How could a mother, who is called protective and loving by even those who want to see her in prison the rest of her life, think it was OK to leave her 1-year-old alone? How could she sit, as witnesses said, for more than five hours getting her hair braided while her daughter lay in a car on a June day in Georgia?
Some questions have no good answers. Dijanelle Fowler, 25, herself offered none in DeKalb County court Wednesday. But she pleaded guilty to second-degree murder in the death of Skylar Fowler, who was claimed by the heat after, her attorney says, the car's air condition ran the battery dead.
“I will admit I made a poor decision, a decision that I cannot take back, a decision I will never make again,” the mother said in between breakdowns and accusations about how Skylar’s father could’ve helped her more. “I take full responsibility for being negligent.”
In the courtroom gallery, the father’s family shook their heads to make clear he did everything he could, even when he was deployed in the Middle East with the Air Force. Louis Williams II’s family also laid hands on his shoulders when he bowed his head, resting it on the pink journal he had filled with lessons from Proverbs to give to Skylar one day.
Fowler didn’t have a soul in the courtroom on her behalf, other than defense attorney Charles Brant.
“We’ve reached out and tried to get family here,” Brant said. “That’s pretty much the story of Miss Fowler.”
When it came time for Judge Linda Hunter to sentence the defendant, Fowler wrapped her arms around her torso, hugging herself. Hunter sentenced her to 20 years, with the first 15 to be in prison. She’ll get credit for time served.
She’d been in jail since last July when police took out warrants for her arrest after security cameras outside the Lavista Road salon showed she hadn’t gone to check on the child during the entire appointment. Fowler was in the process of moving to Atlanta at the time, Williams still deployed.
Hunter’s sentence was harsher than the one Fowler's attorney asked for, but much lower than the 40 years the state and Skylar's father requested.
Hunter said she simply didn’t understand how the prosecution thought that length of time would be justified for a woman with no criminal record and not so much as a single allegation of poor parenting before the day Skylar died.
The judge mentioned other parents who’d left their children in hot cars. Parents who’d left thier kids home alone too long, including a former judge in Fulton County. Parents who'd made grievous errors after strong track records of parenting, like Fowler.
Did such people deserve lifetimes of punishments even if their crimes had caused lifetimes of hurt and even death?
“I’m not here to seek revenge,” Hunter said, looking toward Williams' family. “A judge’s job is not to send a message.”
Hunter seemed impressed with Fowler’s story: a young woman who’d overcome abuse in her childhood, recovered from a broken neck she sustained playing college basketball and went on to captain the team at Charleston Southern University in South Carolina.
It was in the Charleston area where Fowler met Williams, and a tumultuous relationship ensued.

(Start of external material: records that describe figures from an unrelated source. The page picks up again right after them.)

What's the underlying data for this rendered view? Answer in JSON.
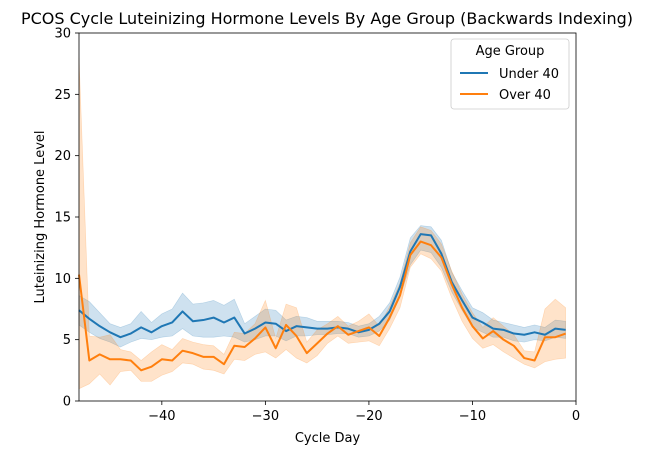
{
  "chart_data": {
    "type": "line",
    "title": "PCOS Cycle Luteinizing Hormone Levels By Age Group (Backwards Indexing)",
    "xlabel": "Cycle Day",
    "ylabel": "Luteinizing Hormone Level",
    "xlim": [
      -48,
      0
    ],
    "ylim": [
      0,
      30
    ],
    "xticks": [
      -40,
      -30,
      -20,
      -10,
      0
    ],
    "xtick_labels": [
      "−40",
      "−30",
      "−20",
      "−10",
      "0"
    ],
    "yticks": [
      0,
      5,
      10,
      15,
      20,
      25,
      30
    ],
    "ytick_labels": [
      "0",
      "5",
      "10",
      "15",
      "20",
      "25",
      "30"
    ],
    "grid": false,
    "legend": {
      "title": "Age Group",
      "position": "upper-right"
    },
    "x": [
      -48,
      -47,
      -46,
      -45,
      -44,
      -43,
      -42,
      -41,
      -40,
      -39,
      -38,
      -37,
      -36,
      -35,
      -34,
      -33,
      -32,
      -31,
      -30,
      -29,
      -28,
      -27,
      -26,
      -25,
      -24,
      -23,
      -22,
      -21,
      -20,
      -19,
      -18,
      -17,
      -16,
      -15,
      -14,
      -13,
      -12,
      -11,
      -10,
      -9,
      -8,
      -7,
      -6,
      -5,
      -4,
      -3,
      -2,
      -1
    ],
    "series": [
      {
        "name": "Under 40",
        "color": "#1f77b4",
        "values": [
          7.4,
          6.7,
          6.1,
          5.6,
          5.2,
          5.5,
          6.0,
          5.6,
          6.1,
          6.4,
          7.3,
          6.5,
          6.6,
          6.8,
          6.4,
          6.8,
          5.5,
          5.9,
          6.4,
          6.3,
          5.7,
          6.1,
          6.0,
          5.9,
          5.9,
          6.0,
          5.9,
          5.6,
          5.8,
          6.3,
          7.3,
          9.3,
          12.2,
          13.6,
          13.5,
          12.0,
          9.7,
          8.2,
          6.8,
          6.4,
          5.9,
          5.8,
          5.5,
          5.4,
          5.6,
          5.4,
          5.9,
          5.8
        ],
        "lower": [
          6.2,
          5.6,
          5.1,
          4.8,
          4.4,
          4.8,
          5.1,
          5.0,
          5.2,
          5.3,
          5.9,
          5.3,
          5.2,
          5.2,
          5.3,
          5.2,
          4.8,
          5.0,
          5.3,
          5.3,
          4.9,
          5.3,
          5.3,
          5.4,
          5.4,
          5.5,
          5.5,
          5.2,
          5.3,
          5.7,
          6.6,
          8.5,
          11.1,
          12.3,
          12.1,
          10.9,
          8.9,
          7.4,
          6.0,
          5.6,
          5.2,
          5.2,
          4.9,
          4.8,
          5.0,
          4.9,
          5.2,
          5.1
        ],
        "upper": [
          8.6,
          8.1,
          7.2,
          6.3,
          6.0,
          6.3,
          7.3,
          6.4,
          7.1,
          7.5,
          8.8,
          7.9,
          8.0,
          8.2,
          7.8,
          8.3,
          6.3,
          6.9,
          7.5,
          7.4,
          6.6,
          6.9,
          6.8,
          6.5,
          6.5,
          6.5,
          6.4,
          6.1,
          6.3,
          6.9,
          8.0,
          10.1,
          13.3,
          14.3,
          14.2,
          13.1,
          10.5,
          9.0,
          7.6,
          7.2,
          6.6,
          6.4,
          6.2,
          6.0,
          6.2,
          6.0,
          6.6,
          6.5
        ]
      },
      {
        "name": "Over 40",
        "color": "#ff7f0e",
        "values": [
          10.3,
          3.3,
          3.8,
          3.4,
          3.4,
          3.3,
          2.5,
          2.8,
          3.4,
          3.3,
          4.1,
          3.9,
          3.6,
          3.6,
          3.0,
          4.5,
          4.4,
          5.1,
          6.0,
          4.3,
          6.2,
          5.3,
          3.9,
          4.7,
          5.5,
          6.1,
          5.4,
          5.7,
          6.0,
          5.3,
          6.8,
          8.6,
          11.9,
          13.0,
          12.7,
          11.7,
          9.5,
          7.6,
          6.1,
          5.1,
          5.7,
          5.0,
          4.5,
          3.5,
          3.3,
          5.2,
          5.2,
          5.5
        ],
        "lower": [
          1.0,
          1.4,
          2.2,
          1.3,
          2.4,
          2.5,
          1.6,
          1.6,
          2.1,
          2.4,
          3.1,
          3.0,
          2.6,
          2.5,
          2.2,
          3.4,
          3.3,
          3.8,
          4.0,
          3.5,
          4.2,
          3.5,
          3.1,
          3.7,
          4.7,
          5.3,
          4.7,
          4.8,
          4.9,
          4.5,
          5.9,
          7.6,
          10.9,
          12.0,
          11.6,
          10.6,
          8.4,
          6.5,
          5.1,
          4.3,
          4.6,
          4.0,
          3.5,
          3.0,
          2.7,
          3.2,
          3.4,
          3.5
        ],
        "upper": [
          28.0,
          5.3,
          5.2,
          5.4,
          4.2,
          4.0,
          3.3,
          4.0,
          4.6,
          4.2,
          5.1,
          4.8,
          4.6,
          4.5,
          3.8,
          5.6,
          5.5,
          6.3,
          8.2,
          5.1,
          7.9,
          7.6,
          4.8,
          5.8,
          6.3,
          6.9,
          6.1,
          6.5,
          7.1,
          6.1,
          7.7,
          9.6,
          12.9,
          14.2,
          13.9,
          12.8,
          10.6,
          8.7,
          7.2,
          6.0,
          6.8,
          6.1,
          5.4,
          4.1,
          4.0,
          7.5,
          8.3,
          7.6
        ]
      }
    ]
  }
}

They finally decided they couldn’t get along, but Skylar was already on the way.
The judge seemed to smile as Williams beamed talking about the moment when Skylar emerged from the womb and how his life changed. She listened closely as he fought emotion to read the lessons he’d written in that pink journal for Skylar while overseas: “Do for others in all you do.”
But once the sentence came down, Williams sat, stunned to silence. He feared Fowler could get paroled well before 15 years is up if she behaves. District Attorney Sherry Boston came over to comfort him.
In the elevator a few minutes later, headed home, Williams breathed deep and tried to steady his mind.
“That’s crazy,” he said.
Upstairs, Fowler had already been sent back to a cell to start her sentence.